Зачем рассказывать ей? Случайная величина, затесавшаяся в и без того нелепое уравнение. Семен даже имени ее не знает.
– Как тебя зовут?
А если опереться на стену, то стоять легче.
– Агнешка, – ответила девица, заправляя рубашку в джинсы, и хмуро добавила: – В честь прабабки. А тебя?
– Семен. В честь кого, не знаю, поэтому просто.
Кивнула. Медленно вытянула руки, дескать, заковывай. Но у Семена были иные планы:
– В машину. Там продукты. Принеси. Если решишь бежать, то учти – ключи от машины у меня. Стреляю я хорошо. И по движущейся мишени тоже. До ближайшего населенного пункта километров сорок, и то, если напрямик. А здешние леса – не парк. Заблудишься. И волки тут водятся.

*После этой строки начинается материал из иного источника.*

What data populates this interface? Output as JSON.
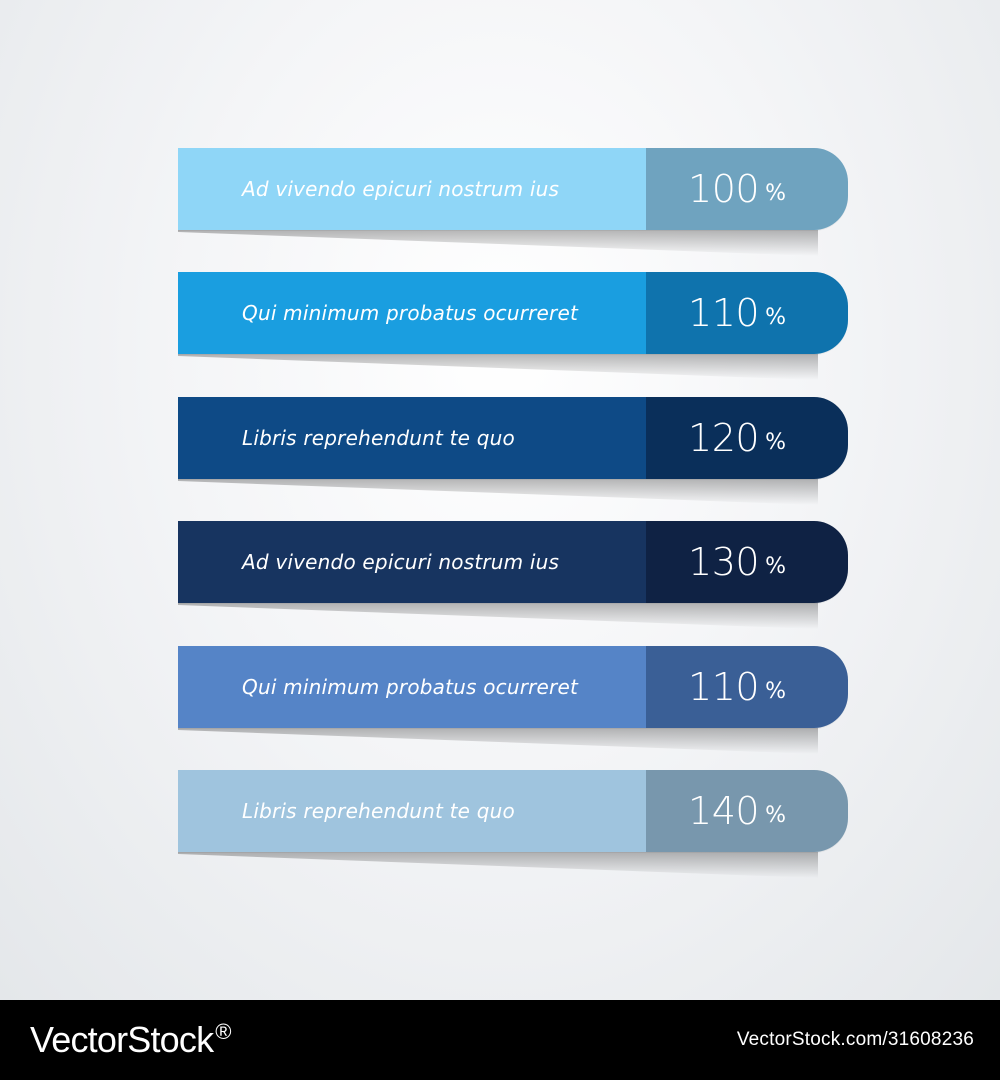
{
  "rows": [
    {
      "label": "Ad vivendo epicuri nostrum ius",
      "value": "100",
      "unit": "%",
      "main_color": "#8fd6f7",
      "value_color": "#6fa3bf"
    },
    {
      "label": "Qui minimum probatus ocurreret",
      "value": "110",
      "unit": "%",
      "main_color": "#1a9ee0",
      "value_color": "#0f73ad"
    },
    {
      "label": "Libris reprehendunt te quo",
      "value": "120",
      "unit": "%",
      "main_color": "#0e4a86",
      "value_color": "#0a2f5a"
    },
    {
      "label": "Ad vivendo epicuri nostrum ius",
      "value": "130",
      "unit": "%",
      "main_color": "#173460",
      "value_color": "#0f2244"
    },
    {
      "label": "Qui minimum probatus ocurreret",
      "value": "110",
      "unit": "%",
      "main_color": "#5584c7",
      "value_color": "#3a5f96"
    },
    {
      "label": "Libris reprehendunt te quo",
      "value": "140",
      "unit": "%",
      "main_color": "#9fc4de",
      "value_color": "#7897ad"
    }
  ],
  "footer": {
    "brand": "VectorStock",
    "brand_mark": "®",
    "url": "VectorStock.com/31608236"
  }
}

Поверила ли? Вряд ли, Семен никогда не умел врать. Но сейчас будет возможность проверить.
– Идешь медленно, и чтобы я все время видел. Аптечку тоже захвати.
Она и вправду шла медленно, нога за ногу. И выглядела несчастной – простите, леди, рыцарь скурвился, – а в машине копалась долго. Он даже испугался, что заведет без ключа. А вернулась с массивным зеленым ящиком в руках.
– Тебя нормально перевязать надо.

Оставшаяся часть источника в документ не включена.